In late 2010/early 2011, the client’s president met with the agent to discuss buying more coverage. The company was growing, and some new customers were insisting that the service carry higher liability insurance limits. Notably, he said that he was concerned about the coverage he would need for “a bad situation” involving the company’s vehicles. His concern, he said, “was about ‘three people dying and having the company exposed.’” He told the agent to obtain a $10 million umbrella policy. The president later claimed the agent told him the company would be “bubble wrapped” with such a policy. The agent denied saying that.
The agent emailed the insurer that was providing the liability coverage, saying the client wanted to explore increasing their limits for up to $6 million. He also asked what the premium would be for a $10 million umbrella. The insurer was willing to offer a quote, but only under a harsh condition. Loss experience for the auto liability coverage was poor, and the insurer did not want to increase its exposure. The insurer insisted that the underlying auto coverage be replaced before it would offer the umbrella.

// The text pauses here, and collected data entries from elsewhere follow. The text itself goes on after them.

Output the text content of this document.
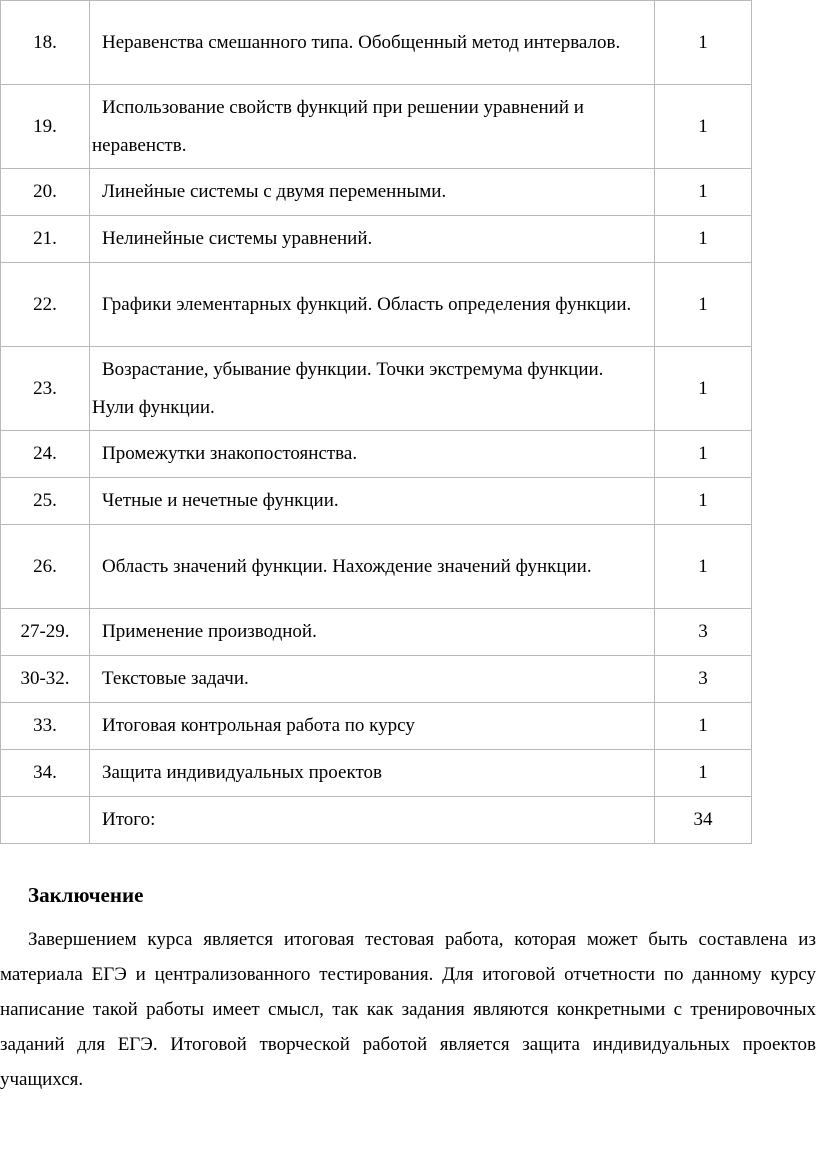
18.	Неравенства смешанного типа. Обобщенный метод интервалов.	1
19.	Использование свойств функций при решении уравнений и неравенств.	1
20.	Линейные системы с двумя переменными.	1
21.	Нелинейные системы уравнений.	1
22.	Графики элементарных функций. Область определения функции.	1
23.	Возрастание, убывание функции. Точки экстремума функции. Нули функции.	1
24.	Промежутки знакопостоянства.	1
25.	Четные и нечетные функции.	1
26.	Область значений функции. Нахождение значений функции.	1
27-29.	Применение производной.	3
30-32.	Текстовые задачи.	3
33.	Итоговая контрольная работа по курсу	1
34.	Защита индивидуальных проектов	1

	Итого:	34
Заключение

Завершением курса является итоговая тестовая работа, которая может быть составлена из материала ЕГЭ и централизованного тестирования. Для итоговой отчетности по данному курсу написание такой работы имеет смысл, так как задания являются конкретными с тренировочных заданий для ЕГЭ. Итоговой творческой работой является защита индивидуальных проектов учащихся.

The insurer sent a notice to the client before the underlying policy’s expiration that the renewal would not include auto liability coverage. The agent replaced the auto liability coverage with another carrier, though for a limit of only $500,000. Discussions about an umbrella policy resumed, with the incumbent insurer willing to offer it only with an automobile liability exclusion attached. The agent later claimed that he told his contact at the client this and that she informed the company president. Both individuals subsequently denied that this happened.
The incumbent insurer issued the umbrella in April 2011 with a $10 million limit and three auto liability exclusions. An office manager for the client signed a renewal application in December that acknowledged the exclusions. The insurer issued renewal policies containing the exclusions in 2012 and 2013. However, during this time the agency “issued multiple certificates of liability insurance to PPS, many of which mistakenly indicated that PPS had $1 million in automobile coverage and indicated that there was a $10 million umbrella policy.” Worse, the certificates did not mention the exclusions.
In 2013, a company vehicle was involved in an accident that fatally injured the other driver. The insured settled the ensuing wrongful death suit for $1.7 million, with the underlying auto insurer paying $481,382. The umbrella carrier denied coverage based on the exclusions. The insureds claimed that this was the first time they learned of them.
Lawsuits against the insurer and agent ensued. The client lost in the trial court and appealed. The appellate court awarded summary judgment in the insurer’s favor, but not so for the agent. “If Sampson did receive directions to ‘put in place’ an umbrella policy that extended to coverage of automobile-related liability,” the judge wrote, “and if Sampson knew the policy he obtained a quote for did not provide that coverage, then there is a basis for finding that he failed to follow PPS’s instructions.” The suit was sent back to the trial court for a jury proceeding.
This agent made at least two mistakes. One, it appears that he never communicated in writing to the client about the auto liability exclusions in the umbrella policy. Two, his office issued certificates of insurance that sent a conflicting message. Certificates are errors and omissions hand grenades waiting to explode, and the agency helped pull the pin.
Documented and accurate communications with clients help agents win E&O lawsuits. Anything short of that, as this case shows, will leave them vulnerable.